Мелькает буйная зелень по краям узкой, прохладной с ночи тропинки. Мои босые ноги бегут, едва поспевая, за стертыми подошвами кирзовых сапог. В сапогах этих находятся ноги, а ноги растут из деда Коли. То и дело подмечаю я, как в зелени вспыхивают розовые островки шишковатых кашек. Как поднимет пыль тяжелый дедов сапог, так и всплывают они над травой, будто облачка. Возле мясистых цветков тут же появляются жужжащие жирные шмели.
— Деда Коля, — забегаю я в обжигающе-холодную утреннюю траву, — это вы кашки рассыпаете?
Я к нему на «вы», потому что деда Коля – не мой дедушка, а общий, всей деревни то есть дедушка.
— Кхе-кхе, — слышу я.
Это, значит, смеется деда Коля. Понимает, что пошутила я.
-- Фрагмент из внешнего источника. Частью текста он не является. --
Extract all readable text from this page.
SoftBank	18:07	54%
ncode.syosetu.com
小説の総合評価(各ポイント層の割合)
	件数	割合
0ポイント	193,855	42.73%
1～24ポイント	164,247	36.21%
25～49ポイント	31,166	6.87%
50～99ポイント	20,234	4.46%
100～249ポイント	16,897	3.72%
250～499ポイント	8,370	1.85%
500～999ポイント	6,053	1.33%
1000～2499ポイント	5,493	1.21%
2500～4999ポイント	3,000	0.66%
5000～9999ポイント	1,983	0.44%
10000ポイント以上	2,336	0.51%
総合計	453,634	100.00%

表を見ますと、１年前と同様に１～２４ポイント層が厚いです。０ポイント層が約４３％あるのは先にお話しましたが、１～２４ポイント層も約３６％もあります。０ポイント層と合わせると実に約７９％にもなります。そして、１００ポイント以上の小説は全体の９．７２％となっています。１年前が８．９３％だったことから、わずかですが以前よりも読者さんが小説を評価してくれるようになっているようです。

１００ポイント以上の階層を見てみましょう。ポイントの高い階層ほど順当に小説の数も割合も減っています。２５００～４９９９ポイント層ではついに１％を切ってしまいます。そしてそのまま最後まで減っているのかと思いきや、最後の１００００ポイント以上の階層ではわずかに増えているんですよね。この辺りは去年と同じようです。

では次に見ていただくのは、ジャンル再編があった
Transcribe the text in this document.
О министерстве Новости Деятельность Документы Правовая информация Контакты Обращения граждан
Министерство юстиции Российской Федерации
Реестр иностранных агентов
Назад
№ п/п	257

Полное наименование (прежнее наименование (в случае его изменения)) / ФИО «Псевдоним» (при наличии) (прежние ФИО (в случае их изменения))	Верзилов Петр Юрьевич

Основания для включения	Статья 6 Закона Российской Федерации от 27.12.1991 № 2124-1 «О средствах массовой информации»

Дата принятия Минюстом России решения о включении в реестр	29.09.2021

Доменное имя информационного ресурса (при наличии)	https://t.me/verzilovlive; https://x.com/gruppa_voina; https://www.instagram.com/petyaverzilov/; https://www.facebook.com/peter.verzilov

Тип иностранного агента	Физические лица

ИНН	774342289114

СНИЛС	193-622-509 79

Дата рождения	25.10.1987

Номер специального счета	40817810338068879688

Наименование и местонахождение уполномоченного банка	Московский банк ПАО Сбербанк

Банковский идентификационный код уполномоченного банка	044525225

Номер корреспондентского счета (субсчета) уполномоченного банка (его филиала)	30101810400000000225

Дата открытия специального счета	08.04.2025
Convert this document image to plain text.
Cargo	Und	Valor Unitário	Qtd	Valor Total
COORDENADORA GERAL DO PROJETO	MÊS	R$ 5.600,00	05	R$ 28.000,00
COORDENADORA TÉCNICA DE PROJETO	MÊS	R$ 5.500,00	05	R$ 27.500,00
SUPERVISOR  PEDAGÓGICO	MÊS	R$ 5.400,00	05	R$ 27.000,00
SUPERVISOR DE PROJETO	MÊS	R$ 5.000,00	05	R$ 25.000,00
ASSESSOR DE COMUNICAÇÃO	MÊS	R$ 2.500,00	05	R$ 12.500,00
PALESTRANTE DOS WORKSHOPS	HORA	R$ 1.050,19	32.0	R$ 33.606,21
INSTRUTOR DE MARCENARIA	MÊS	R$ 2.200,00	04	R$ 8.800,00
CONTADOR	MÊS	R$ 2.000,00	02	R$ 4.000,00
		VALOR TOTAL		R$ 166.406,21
Я тоже смеюсь и снова становлюсь на тропинку. По ногам все выше и выше карабкаются цепкие, как репей, мурашки. Холодок щиплет чувствительные, оголенные спросонья глаза. Я глотаю сыроватый воздух. Во рту становится мокро, будто выпила студеной воды из колодца. Значит, где-то близко озеро.
А вот и оно! Вытянулось во весь горизонт. Закруглилось по краям, словно руки распростерло, призывая в свои объятия. Озеро кажется мне немыслимо огромным. А деда говорит, маленькое оно – всего-навсего ламбушка. Видно, так оно ласково называется.
Со сна даже солнышку немного зябко, оттого греет оно пока робко. А, может, застенчиво. Мол, не умытое я еще, не причесанное: зайдите попозже. Прямо как моя мама.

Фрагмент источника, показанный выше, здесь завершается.